A morte foi confirmada pela Secretaria de Saúde de Parintins
O paciente de Parintins diagnosticado com a varíola dos macacos não morreu por conta da doença, conforme informou A Fundação de Medicina Tropical Dr Heitor Vieira Dourado (FMT-HVD).
“O paciente vindo de Parintins foi internado na unidade com quadro clínico de doença pulmonar e lesões cutâneas. Durante internação o diagnóstico de MonkeyPox deu positivo, mas a doença não tem relação com a morte, que foi causada por problemas de saúde pré-existentes”, disse a nota.
O paciente é soropositivo e abandonou o tratamento. Ele apresentou sintomas como febre, adenomegalia, fraqueza e erupções na face, membros superiores e inferiores, que correspondem à Monkeypox.
A confirmação do diagnóstico para a doença chegou ao do Centro de Informações Estratégicas de Vigilância em Saúde (CIEVS PIN) no dia 18 de agosto deste ano, através do Instituto Leônidas e Maria Deane (ILMD) Fiocruz Amazônia. O caso foi notificado no dia 12 do mesmo mês, quando o paciente foi submetido a um exame laboratorial por PCR em tempo-real com resultado “Detectável”.

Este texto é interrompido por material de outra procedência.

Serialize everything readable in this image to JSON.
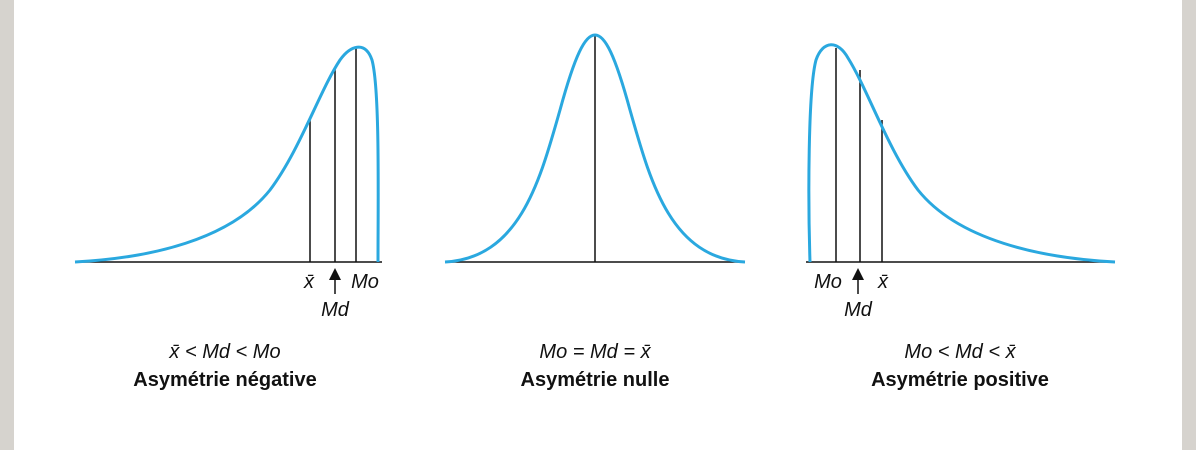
{
  "panels": [
    {
      "labels": {
        "mean": "x̄",
        "median": "Md",
        "mode": "Mo"
      },
      "relation": "x̄ < Md < Mo",
      "title": "Asymétrie négative"
    },
    {
      "relation": "Mo = Md = x̄",
      "title": "Asymétrie nulle"
    },
    {
      "labels": {
        "mean": "x̄",
        "median": "Md",
        "mode": "Mo"
      },
      "relation": "Mo < Md < x̄",
      "title": "Asymétrie positive"
    }
  ]
}
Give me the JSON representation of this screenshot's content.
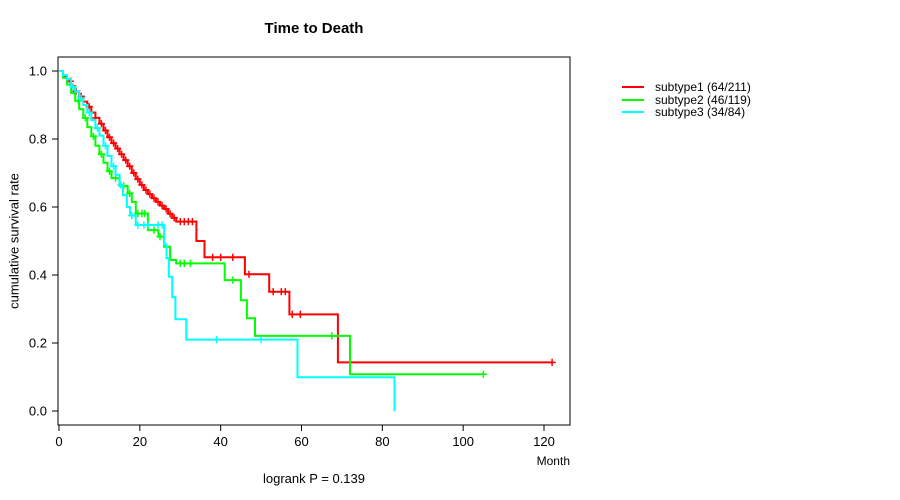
{
  "title": "Time to Death",
  "footer": "logrank P = 0.139",
  "x_axis": {
    "label": "Month",
    "ticks": [
      0,
      20,
      40,
      60,
      80,
      100,
      120
    ],
    "tick_labels": [
      "0",
      "20",
      "40",
      "60",
      "80",
      "100",
      "120"
    ]
  },
  "y_axis": {
    "label": "cumulative survival rate",
    "ticks": [
      0.0,
      0.2,
      0.4,
      0.6,
      0.8,
      1.0
    ],
    "tick_labels": [
      "0.0",
      "0.2",
      "0.4",
      "0.6",
      "0.8",
      "1.0"
    ]
  },
  "chart_data": {
    "type": "line",
    "subtype": "kaplan-meier-step-curves",
    "title": "Time to Death",
    "xlabel": "Month",
    "ylabel": "cumulative survival rate",
    "xlim": [
      0,
      127
    ],
    "ylim": [
      0.0,
      1.0
    ],
    "grid": false,
    "legend_position": "right-outside",
    "annotation": "logrank P = 0.139",
    "axis_color": "#000000",
    "series": [
      {
        "name": "subtype1 (64/211)",
        "color": "#ff0000",
        "end_month": 122,
        "steps": [
          [
            0,
            1.0
          ],
          [
            1,
            0.985
          ],
          [
            2,
            0.97
          ],
          [
            3,
            0.955
          ],
          [
            4,
            0.94
          ],
          [
            5,
            0.925
          ],
          [
            6,
            0.91
          ],
          [
            7,
            0.895
          ],
          [
            8,
            0.878
          ],
          [
            9,
            0.862
          ],
          [
            10,
            0.845
          ],
          [
            11,
            0.825
          ],
          [
            12,
            0.805
          ],
          [
            13,
            0.788
          ],
          [
            14,
            0.772
          ],
          [
            15,
            0.755
          ],
          [
            16,
            0.738
          ],
          [
            17,
            0.72
          ],
          [
            18,
            0.7
          ],
          [
            19,
            0.682
          ],
          [
            20,
            0.665
          ],
          [
            21,
            0.65
          ],
          [
            22,
            0.638
          ],
          [
            23,
            0.626
          ],
          [
            24,
            0.615
          ],
          [
            25,
            0.604
          ],
          [
            26,
            0.594
          ],
          [
            27,
            0.58
          ],
          [
            28,
            0.568
          ],
          [
            29,
            0.557
          ],
          [
            34,
            0.5
          ],
          [
            36,
            0.452
          ],
          [
            46,
            0.402
          ],
          [
            52,
            0.351
          ],
          [
            57,
            0.284
          ],
          [
            69,
            0.143
          ]
        ],
        "censor_months": [
          2.8,
          4.2,
          5.5,
          7.5,
          9,
          10.5,
          11.5,
          12.5,
          13.5,
          14.5,
          15.5,
          16.5,
          17.5,
          18.5,
          19.5,
          20.5,
          21.5,
          22.5,
          23.5,
          24.5,
          25.5,
          26.5,
          27.5,
          28.5,
          30,
          31,
          32,
          33,
          38,
          40,
          43,
          47,
          53,
          55,
          56,
          57.7,
          59.7,
          122
        ]
      },
      {
        "name": "subtype2 (46/119)",
        "color": "#00ff00",
        "end_month": 105,
        "steps": [
          [
            0,
            1.0
          ],
          [
            1,
            0.98
          ],
          [
            2,
            0.96
          ],
          [
            3,
            0.935
          ],
          [
            4,
            0.912
          ],
          [
            5,
            0.888
          ],
          [
            6,
            0.862
          ],
          [
            7,
            0.835
          ],
          [
            8,
            0.808
          ],
          [
            9,
            0.78
          ],
          [
            10,
            0.755
          ],
          [
            11,
            0.73
          ],
          [
            12,
            0.705
          ],
          [
            13,
            0.685
          ],
          [
            15,
            0.662
          ],
          [
            17,
            0.64
          ],
          [
            18,
            0.615
          ],
          [
            19,
            0.581
          ],
          [
            22,
            0.532
          ],
          [
            24.6,
            0.513
          ],
          [
            26,
            0.483
          ],
          [
            27.5,
            0.444
          ],
          [
            29,
            0.434
          ],
          [
            41,
            0.385
          ],
          [
            45,
            0.326
          ],
          [
            46.5,
            0.273
          ],
          [
            48.5,
            0.221
          ],
          [
            72,
            0.108
          ]
        ],
        "censor_months": [
          4.8,
          6.5,
          8.5,
          10.5,
          12.5,
          14,
          16,
          17.5,
          19.5,
          20.5,
          21.2,
          23.5,
          25,
          30,
          31,
          32.5,
          43,
          67.5,
          105
        ]
      },
      {
        "name": "subtype3 (34/84)",
        "color": "#00ffff",
        "end_month": 83,
        "steps": [
          [
            0,
            1.0
          ],
          [
            1,
            0.988
          ],
          [
            2,
            0.976
          ],
          [
            3,
            0.953
          ],
          [
            4,
            0.94
          ],
          [
            5,
            0.92
          ],
          [
            6,
            0.9
          ],
          [
            7,
            0.878
          ],
          [
            8,
            0.856
          ],
          [
            9,
            0.832
          ],
          [
            10,
            0.81
          ],
          [
            11,
            0.78
          ],
          [
            12,
            0.75
          ],
          [
            13,
            0.72
          ],
          [
            14,
            0.695
          ],
          [
            15,
            0.665
          ],
          [
            15.8,
            0.635
          ],
          [
            16.8,
            0.6
          ],
          [
            17.6,
            0.575
          ],
          [
            19,
            0.547
          ],
          [
            26,
            0.49
          ],
          [
            26.6,
            0.45
          ],
          [
            27.2,
            0.395
          ],
          [
            28,
            0.335
          ],
          [
            28.8,
            0.27
          ],
          [
            31.5,
            0.21
          ],
          [
            59,
            0.099
          ],
          [
            83,
            0.0
          ]
        ],
        "censor_months": [
          3.5,
          5.5,
          7.5,
          9.5,
          11.5,
          13.5,
          15.3,
          18,
          19.5,
          21,
          22,
          24.5,
          25.5,
          39,
          50
        ]
      }
    ]
  }
}
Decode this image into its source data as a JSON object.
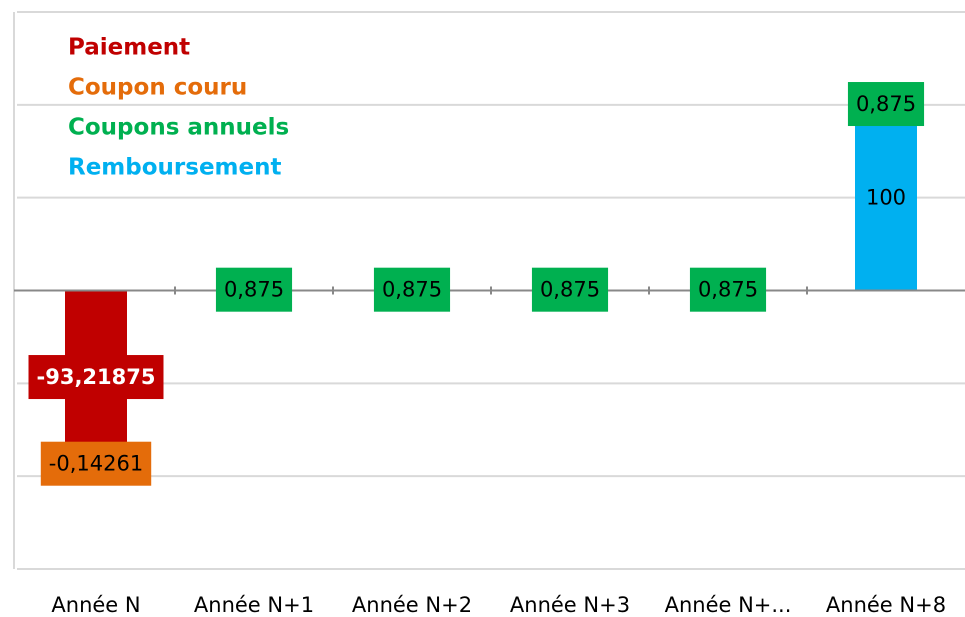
{
  "chart_data": {
    "type": "bar",
    "stacked": true,
    "categories": [
      "Année N",
      "Année N+1",
      "Année N+2",
      "Année N+3",
      "Année N+...",
      "Année N+8"
    ],
    "series": [
      {
        "name": "Paiement",
        "color": "#c00000",
        "values": [
          -93.21875,
          null,
          null,
          null,
          null,
          null
        ],
        "value_labels": [
          "-93,21875",
          null,
          null,
          null,
          null,
          null
        ]
      },
      {
        "name": "Coupon couru",
        "color": "#e46c0a",
        "values": [
          -0.14261,
          null,
          null,
          null,
          null,
          null
        ],
        "value_labels": [
          "-0,14261",
          null,
          null,
          null,
          null,
          null
        ]
      },
      {
        "name": "Coupons annuels",
        "color": "#00b050",
        "values": [
          null,
          0.875,
          0.875,
          0.875,
          0.875,
          0.875
        ],
        "value_labels": [
          null,
          "0,875",
          "0,875",
          "0,875",
          "0,875",
          "0,875"
        ]
      },
      {
        "name": "Remboursement",
        "color": "#00b0f0",
        "values": [
          null,
          null,
          null,
          null,
          null,
          100
        ]
      }
    ],
    "ylim": [
      -150,
      150
    ],
    "yticks": [
      -150,
      -100,
      -50,
      0,
      50,
      100,
      150
    ],
    "grid": true
  }
}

A provável fonte de infecção ao vírus monkeypox ainda está em investigação epidemiológica.
Caso se varíola dos macacos no Amazonas
Conforme o último boletim, divulgado na sexta-feira (26) pela Fundação de Vigilância em Saúde do Amazonas - Drª Rosemary Costa Pinto (FVS-RCP), mais três casos foram confirmados no Amazonas. Tratam-se de homens entre 20 e 30 anos, sem necessidade de internação hospitalar e seguem em isolamento domiciliar.
O atual cenário no Amazonas é de 65 notificações, sendo 19 confirmados, 37 descartados e 9 suspeitos da doença.
Perfil Epidemiológico
Dos 19 casos confirmados, 95% são do sexo masculino - 18 do sexo masculino e 1 do sexo feminino -, com idade mediana de 29 anos (entre 20 anos a 57 anos). Ainda segundo o documento, 76% dos casos confirmados tiveram contato íntimo, incluindo sexual, com desconhecido/a e ou parceiro/a casual, nos últimos 21 dias, anteriores ao início dos sinais e sintomas.
Atendimento
A FVS-RCP destaca que toda a rede de saúde, incluindo unidades privadas e públicas, da capital e interior, está orientada para realizar atendimento de casos suspeitos de Monkeypox.
Orientações de prevenção para a população
- Evitar contato íntimo ou parcerias sexuais desconhecidas, assim como evitar parcerias múltiplas;
- Buscar um serviço de saúde nos casos de aparecimento de lesões (bolhas) ou feridas;
- No caso do aparecimento de lesões características de Monkeypox, ou diagnóstico confirmado, comunicar às suas parcerias sexuais dos últimos 21 dias, para realização de autoexame;
- Em casos suspeitos ficar em isolamento até resultado laboratorial;
- Em casos confirmados manter isolamento até total cicatrização da lesão, evitando contato com outros indivíduos e, caso o contato seja necessário, cobrir as lesões utilizando roupas compridas e higienizar as mãos com frequência;
- Medidas adicionais devem ser mantidas em casos suspeitos e confirmados, como a higiene das mãos com frequência, não compartilhamento de alimentos, talheres, roupas, roupas de cama, toalhas, e outros objetos, os quais, também devem ser manipulados com cuidado, sem contato direto com as mãos e com o corpo.